For a heartbeat, everything went silent.
Your chest burned as you sucked in a shaky breath, heart hammering so loudly you were sure he could hear it. Your eyes stayed locked on the damage in the wall—not on him—because looking at him suddenly felt like too much.
Eddie froze.
His arm was still raised, fist trembling, knuckles already red and scraped. Slowly, like he was afraid of himself, he lowered it. His face drained of color as he took in the sight of you pressed against the furniture, shoulders curled inward, eyes wide and glassy with shock.
“Hey—” His voice broke immediately. “Hey, no, no, I—”

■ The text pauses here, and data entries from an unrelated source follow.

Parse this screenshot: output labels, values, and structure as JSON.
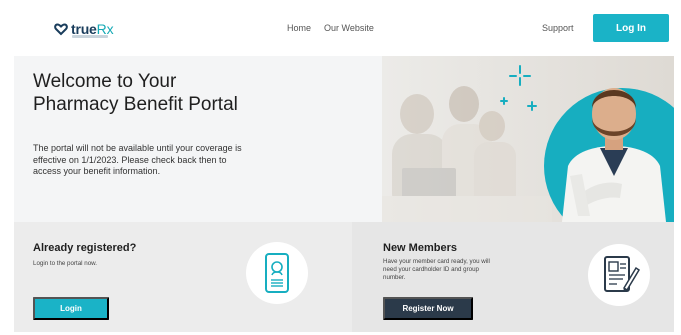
{
  "header": {
    "logo_brand": "true",
    "logo_rx": "Rx",
    "nav": {
      "home": "Home",
      "website": "Our Website",
      "support": "Support"
    },
    "login_label": "Log In"
  },
  "hero": {
    "title": "Welcome to Your Pharmacy Benefit Portal",
    "text": "The portal will not be available until your coverage is effective on 1/1/2023. Please check back then to access your benefit information."
  },
  "registered": {
    "title": "Already registered?",
    "text": "Login to the portal now.",
    "button": "Login"
  },
  "new_members": {
    "title": "New Members",
    "text": "Have your member card ready, you will need your cardholder ID and group number.",
    "button": "Register Now"
  },
  "colors": {
    "accent": "#1ab3c7",
    "dark_button": "#2b3a4a",
    "brand_navy": "#1a3d5c"
  },
  "icons": [
    "heart-logo-icon",
    "phone-id-icon",
    "clipboard-pen-icon",
    "sparkle-icon"
  ]
}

You didn’t say anything. You couldn’t. Your throat felt locked tight, fear sitting heavy and cold in your stomach.
*Eddie stumbled back a step, then another, shaking his head like he could undo the last five seconds if he tried hard enough. *“Jesus Christ,” he whispered, running his uninjured hand over his face. “I didn’t— I would never—”
He looked at you then, really looked at you, and the horror in his expression was unmistakable.
“I scared you,” he said quietly, devastated. “Oh my god… I scared you.”
The room felt smaller than ever, the crack in the wall a brutal reminder hanging between you—of how fast something stupid had turned into something that couldn’t be ignored.